The kitchen, complete with flag, hung in the universal signal for "Send Cleaning Supplies".

The bedroom, viewed from the kitchen.

The kitchen table.


Bunk bed #1.

Bunk bed #2.

The bedroom window, festively decorated with thousands of angry flies, pinging off the glass in a desperate attempt to escape. I knew just how they felt.


The kitchen sink.

Directions to the nearby spring, where you can go to get some fresh water in which to drown yourself to escape the squalid horror of the kitchen sink.


Please don't leave food. The cabin might get messy.

The tool kit. Dustpan, shovel, torch for burning the cabin to the ground.

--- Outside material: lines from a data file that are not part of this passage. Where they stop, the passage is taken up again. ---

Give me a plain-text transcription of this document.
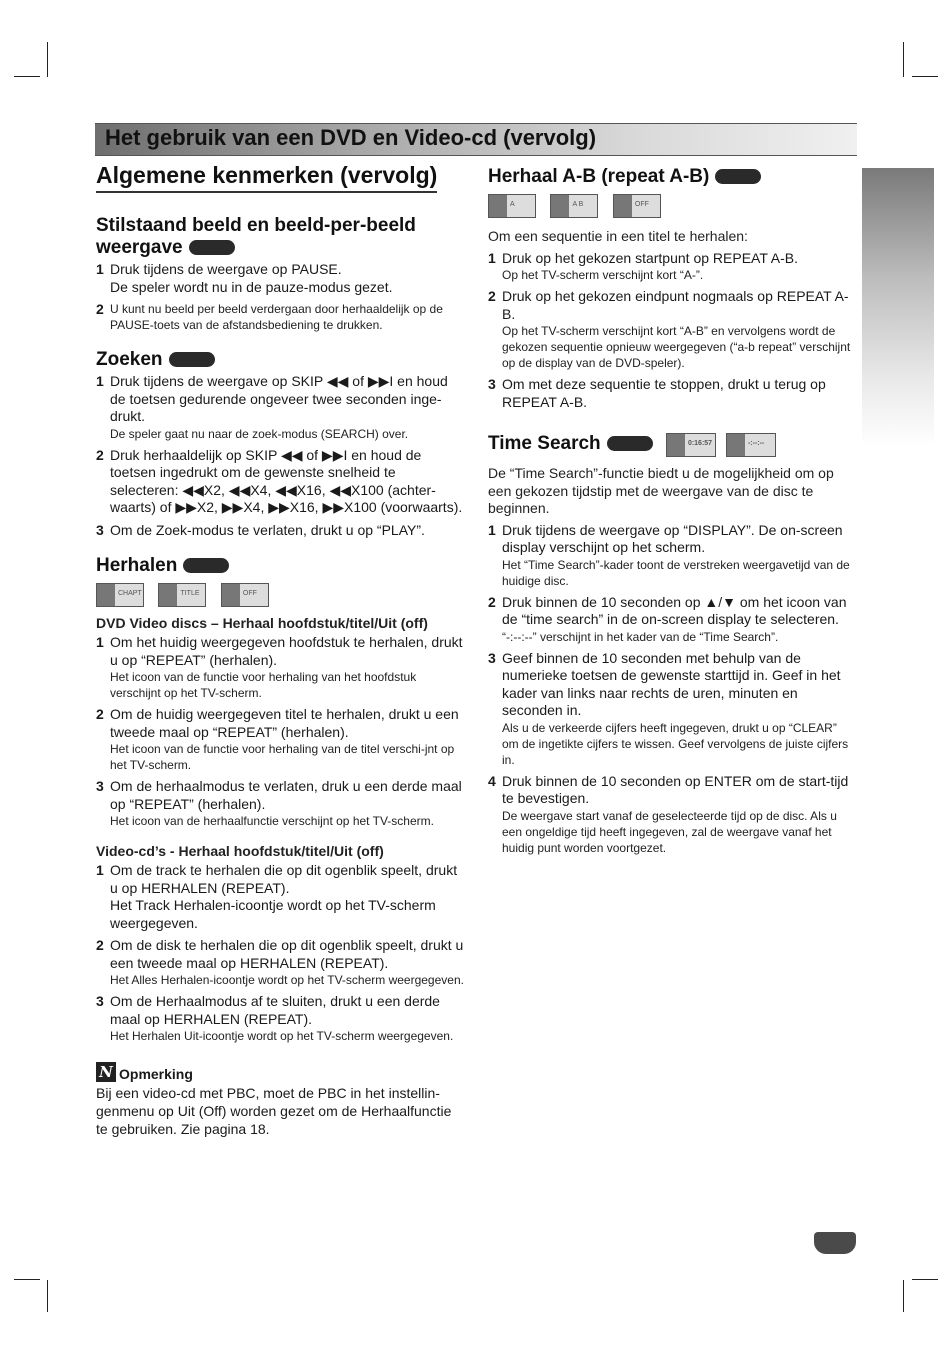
Het gebruik van een DVD en Video-cd (vervolg)
Algemene kenmerken (vervolg)
Stilstaand beeld en beeld-per-beeld weergave
1 Druk tijdens de weergave op PAUSE.
De speler wordt nu in de pauze-modus gezet.
2 U kunt nu beeld per beeld verdergaan door herhaaldelijk op de PAUSE-toets van de afstandsbediening te drukken.
Zoeken
1 Druk tijdens de weergave op SKIP ◀◀ of ▶▶I en houd de toetsen gedurende ongeveer twee seconden inge-drukt.
De speler gaat nu naar de zoek-modus (SEARCH) over.
2 Druk herhaaldelijk op SKIP ◀◀ of ▶▶I en houd de toetsen ingedrukt om de gewenste snelheid te selecteren: ◀◀X2, ◀◀X4, ◀◀X16, ◀◀X100 (achter-waarts) of ▶▶X2, ▶▶X4, ▶▶X16, ▶▶X100 (voorwaarts).
3 Om de Zoek-modus te verlaten, drukt u op “PLAY”.
Herhalen
CHAPT
	TITLE
	OFF
DVD Video discs – Herhaal hoofdstuk/titel/Uit (off)
1 Om het huidig weergegeven hoofdstuk te herhalen, drukt u op “REPEAT” (herhalen).
Het icoon van de functie voor herhaling van het hoofdstuk verschijnt op het TV-scherm.
2 Om de huidig weergegeven titel te herhalen, drukt u een tweede maal op “REPEAT” (herhalen).
Het icoon van de functie voor herhaling van de titel verschi-jnt op het TV-scherm.
3 Om de herhaalmodus te verlaten, druk u een derde maal op “REPEAT” (herhalen).
Het icoon van de herhaalfunctie verschijnt op het TV-scherm.
Video-cd’s - Herhaal hoofdstuk/titel/Uit (off)
1 Om de track te herhalen die op dit ogenblik speelt, drukt u op HERHALEN (REPEAT).
Het Track Herhalen-icoontje wordt op het TV-scherm weergegeven.
2 Om de disk te herhalen die op dit ogenblik speelt, drukt u een tweede maal op HERHALEN (REPEAT).
Het Alles Herhalen-icoontje wordt op het TV-scherm weergegeven.
3 Om de Herhaalmodus af te sluiten, drukt u een derde maal op HERHALEN (REPEAT).
Het Herhalen Uit-icoontje wordt op het TV-scherm weergegeven.
N Opmerking
Bij een video-cd met PBC, moet de PBC in het instellin-genmenu op Uit (Off) worden gezet om de Herhaalfunctie te gebruiken. Zie pagina 18.
Herhaal A-B (repeat A-B)
A
	A B
	OFF

Om een sequentie in een titel te herhalen:

1 Druk op het gekozen startpunt op REPEAT A-B.
Op het TV-scherm verschijnt kort “A-”.
2 Druk op het gekozen eindpunt nogmaals op REPEAT A-B.
Op het TV-scherm verschijnt kort “A-B” en vervolgens wordt de gekozen sequentie opnieuw weergegeven (“a-b repeat” verschijnt op de display van de DVD-speler).
3 Om met deze sequentie te stoppen, drukt u terug op REPEAT A-B.
Time Search	0:16:57	-:--:--

De “Time Search”-functie biedt u de mogelijkheid om op een gekozen tijdstip met de weergave van de disc te beginnen.

1 Druk tijdens de weergave op “DISPLAY”. De on-screen display verschijnt op het scherm.
Het “Time Search”-kader toont de verstreken weergavetijd van de huidige disc.
2 Druk binnen de 10 seconden op ▲/▼ om het icoon van de “time search” in de on-screen display te selecteren.
“-:--:--” verschijnt in het kader van de “Time Search”.
3 Geef binnen de 10 seconden met behulp van de numerieke toetsen de gewenste starttijd in. Geef in het kader van links naar rechts de uren, minuten en seconden in.
Als u de verkeerde cijfers heeft ingegeven, drukt u op “CLEAR” om de ingetikte cijfers te wissen. Geef vervolgens de juiste cijfers in.
4 Druk binnen de 10 seconden op ENTER om de start-tijd te bevestigen.
De weergave start vanaf de geselecteerde tijd op de disc. Als u een ongeldige tijd heeft ingegeven, zal de weergave vanaf het huidig punt worden voortgezet.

Julie poses amidst the flies. Note the spectacular sweat design on her shirt.
We were sorry that we missed seeing The Burntbear. Perhaps our paths will cross some other day.


When we decided that we had inhaled all the flies our lungs could handle, we ventured back out to the great outdoors to visit with the swarming clouds of other insects who had hovered about the door, patiently awaiting our return.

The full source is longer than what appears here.